Technically, this should be in the lettuce category, but because it is so plentiful in the spring, it gets its own section! Spinach appears in so many raw and cooked guises, adding color, flavor, and nutrition. Often it is sauteed, but it can also be steamed. In the spring, the leaves you’ll find at farmers’ markets are smaller and more tender. Note that when cooked, spinach shrinks down to a fraction of its original volume since it contains so much water which is released during the cooking process.
- Puff Pastry Breakfast Tarts with Spinach, Egg, and Cheese
- Escarole and Spinach Soup
- Sautéed Chicken with Spinach and Red Onions
- Creamy Goat Cheese and Spinach Linguine
- Chicken and Spinach Stir-Fry with Ginger and Oyster Sauce
The hard part about cooking with strawberries is keeping them around long enough to cook with them! They are hard to resist when they are in peak season, sweet and juicy and bright red. Add them to everything from salads to baked goods. When you pick up a few quarts, you can never go wrong with Strawberry Shortcake or Strawberry Jam. Or try a strawberry topping for cheesecake, or add them to any crisps, crumbles, and cobblers.

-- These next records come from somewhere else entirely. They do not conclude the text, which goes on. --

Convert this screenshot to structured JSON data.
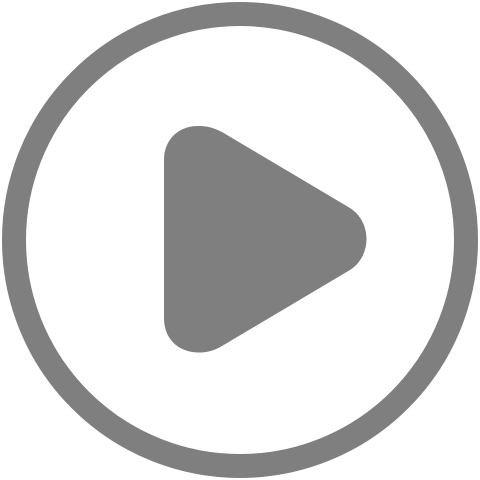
{
  "icon": {
    "name": "play-circle-icon",
    "color": "#7f7f7f",
    "background": "#ffffff"
  }
}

If you find very young chard, you can eat it raw in salads. More mature chard should be cooked. You can use the entire leaf, including the green leafy part and the stems, which will take a little longer to cook than the leaves. Chard can be steamed, and sautéed. Include it in soups, stews, casseroles, frittatas, and quiches. Young leaves can be eaten raw in salads.